As ações da Intel acumulam uma alta superior a 170% em 2026 até o fechamento da última quinta-feira, após um avanço de 84% em 2025. Esse crescimento ocorreu após o governo dos Estados Unidos adquirir uma participação de 10% na empresa, como parte de uma estratégia para fortalecer a fabricação de chips no país. No entanto, as ações também enfrentaram uma correção significativa, com uma queda de 28% somente em julho.
Mesmo diante desse recuo, a empresa tem se beneficiado do aumento na demanda por infraestrutura de inteligência artificial, que tem impulsionado as vendas de seus processadores voltados para servidores. O crescimento de 25% na receita registrado foi o mais acelerado desde o terceiro trimestre de 2011.
“A inteligência artificial está gerando uma demanda sem precedentes por capacidade computacional”, destacou o CEO Lip-Bu Tan em um comunicado. “Com a continuidade da execução de nossa estratégia, a Intel está bem posicionada para aproveitar um crescimento sustentável em nossa linha de processadores (CPUs).”

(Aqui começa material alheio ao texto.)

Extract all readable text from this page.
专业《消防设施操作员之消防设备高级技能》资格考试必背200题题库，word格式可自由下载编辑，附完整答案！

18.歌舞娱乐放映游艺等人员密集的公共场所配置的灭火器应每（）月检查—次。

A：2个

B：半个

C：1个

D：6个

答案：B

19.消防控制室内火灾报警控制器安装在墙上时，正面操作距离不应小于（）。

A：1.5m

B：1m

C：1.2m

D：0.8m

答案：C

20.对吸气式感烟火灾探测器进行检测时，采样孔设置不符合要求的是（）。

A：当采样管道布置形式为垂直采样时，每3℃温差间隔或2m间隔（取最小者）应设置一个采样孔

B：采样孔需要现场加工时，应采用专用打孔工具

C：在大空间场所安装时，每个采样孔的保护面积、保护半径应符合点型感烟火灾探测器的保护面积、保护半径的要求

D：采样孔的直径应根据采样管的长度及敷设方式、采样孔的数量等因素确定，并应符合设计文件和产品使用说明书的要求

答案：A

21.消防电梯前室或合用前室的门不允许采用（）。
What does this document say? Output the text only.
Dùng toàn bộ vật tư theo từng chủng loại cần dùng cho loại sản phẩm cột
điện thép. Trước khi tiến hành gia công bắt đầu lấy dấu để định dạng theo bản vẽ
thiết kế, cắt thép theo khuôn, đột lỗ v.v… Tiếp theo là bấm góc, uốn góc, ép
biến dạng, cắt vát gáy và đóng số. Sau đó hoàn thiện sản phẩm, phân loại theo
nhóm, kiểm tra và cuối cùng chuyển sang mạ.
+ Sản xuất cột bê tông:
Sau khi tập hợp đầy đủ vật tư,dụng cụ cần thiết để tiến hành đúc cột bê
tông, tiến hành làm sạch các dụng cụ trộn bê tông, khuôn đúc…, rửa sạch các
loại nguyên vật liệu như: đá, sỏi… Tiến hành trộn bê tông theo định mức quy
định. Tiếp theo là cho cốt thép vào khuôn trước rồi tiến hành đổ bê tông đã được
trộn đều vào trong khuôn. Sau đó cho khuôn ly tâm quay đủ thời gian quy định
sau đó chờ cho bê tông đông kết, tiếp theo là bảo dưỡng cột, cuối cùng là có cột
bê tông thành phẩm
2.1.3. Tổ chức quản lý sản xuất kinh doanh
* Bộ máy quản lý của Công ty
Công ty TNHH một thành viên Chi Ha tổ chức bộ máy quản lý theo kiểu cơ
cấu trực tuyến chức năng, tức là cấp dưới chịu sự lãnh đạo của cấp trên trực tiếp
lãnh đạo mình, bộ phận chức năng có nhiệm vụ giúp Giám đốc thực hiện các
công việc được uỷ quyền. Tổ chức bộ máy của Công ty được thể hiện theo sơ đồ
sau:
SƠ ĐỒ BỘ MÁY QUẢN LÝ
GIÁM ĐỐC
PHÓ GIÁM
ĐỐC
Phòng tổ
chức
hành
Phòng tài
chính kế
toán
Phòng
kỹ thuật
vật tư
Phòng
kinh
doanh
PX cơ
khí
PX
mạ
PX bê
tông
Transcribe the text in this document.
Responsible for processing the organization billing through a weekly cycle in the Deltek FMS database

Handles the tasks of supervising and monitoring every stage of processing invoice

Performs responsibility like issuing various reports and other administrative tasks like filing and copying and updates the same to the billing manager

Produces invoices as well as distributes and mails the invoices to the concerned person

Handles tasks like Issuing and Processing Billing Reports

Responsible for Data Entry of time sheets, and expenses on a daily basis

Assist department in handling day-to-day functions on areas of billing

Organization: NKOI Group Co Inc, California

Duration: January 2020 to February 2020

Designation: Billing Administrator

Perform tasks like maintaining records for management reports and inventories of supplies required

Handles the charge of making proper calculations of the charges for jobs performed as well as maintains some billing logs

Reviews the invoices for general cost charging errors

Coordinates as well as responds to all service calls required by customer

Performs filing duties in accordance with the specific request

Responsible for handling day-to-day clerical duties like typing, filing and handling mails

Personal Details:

Projeções Acima do Esperado
Para o trimestre atual, a Intel estima um lucro ajustado de US$ 0,38 por ação e uma receita que deve variar entre US$ 15,8 bilhões e US$ 16,8 bilhões.
Os analistas consultados pela LSEG esperavam uma receita de US$ 15,1 bilhões e um lucro de US$ 0,27 por ação.
A companhia também informou que iniciou a formalização de contratos de longo prazo com clientes de processadores para servidores. Dentre esses acordos, alguns incluem preços já definidos, enquanto outros focam no volume de fornecimento de chips.
Esse tipo de contrato está se tornando cada vez mais comum, especialmente no segmento de memória, onde os fabricantes buscam preservar os níveis elevados de preços e sua capacidade de negociação caso ocorra uma desaceleração no mercado de inteligência artificial.
Conforme revelado pela Intel, já foram estabelecidos 10 acordos de longo prazo. O diretor financeiro da companhia, David Zinsner, mencionou que a empresa enfrenta restrições na oferta, uma vez que a demanda dos clientes de data centers ultrapassa sua capacidade de produção.
Data Centers Impulsionam Crescimento
A receita oriunda da divisão de computação para PCs obteve um crescimento de 13%, atingindo um montante de US$ 8,9 bilhões. Apesar de continuar sendo o segmento mais expressivo da empresa, o principal motor de crescimento destaca-se no setor de data centers, cuja receita saltou 59%, totalizando US$ 6,3 bilhões.
A Intel também comunicou que prevê vendas estáveis de PCs no terceiro trimestre, decorrentes da escassez de memória.
Mais Investimentos na Fabricação de Chips
A empresa tem a intenção de aumentar significativamente seus investimentos em capital (capex) no próximo ano, reforçando sua estratégia de se tornar uma grande fabricante de chips para terceiros.
Zinsner informou à CNBC que o novo processo de fabricação da companhia, denominado 14A, apresenta um avanço em relação às tecnologias anteriores que estavam no mesmo estágio de desenvolvimento.
A divisão de fundição da Intel, conhecida como Intel Foundry, reportou uma receita de US$ 5,8 bilhões, representando um aumento anual de 31%.
Contudo, até o momento, a Intel ainda não anunciou um cliente significativo para sua operação de fundição, algo que é aguardado com expectativa tanto por investidores quanto por potenciais parceiros. Atualmente, a unidade concentra suas atividades na produção de chips para a própria Intel. Nesta semana, a empresa anunciou a Fortinet como seu primeiro cliente identificado desde a nomeação de Lip-Bu Tan ao cargo de CEO, utilizando um processo de fabricação mais antigo para a produção de chips de segurança.
Margens Voltando a Crescer
A margem bruta da Intel se recuperou para 42%, em comparação a 2,5% no mesmo período do ano anterior.
De acordo com a empresa, esse aumento foi impulsionado pelo ganho de escala com o crescimento das receitas, além de uma maior participação de chips que apresentam margens elevadas e preços mais favoráveis.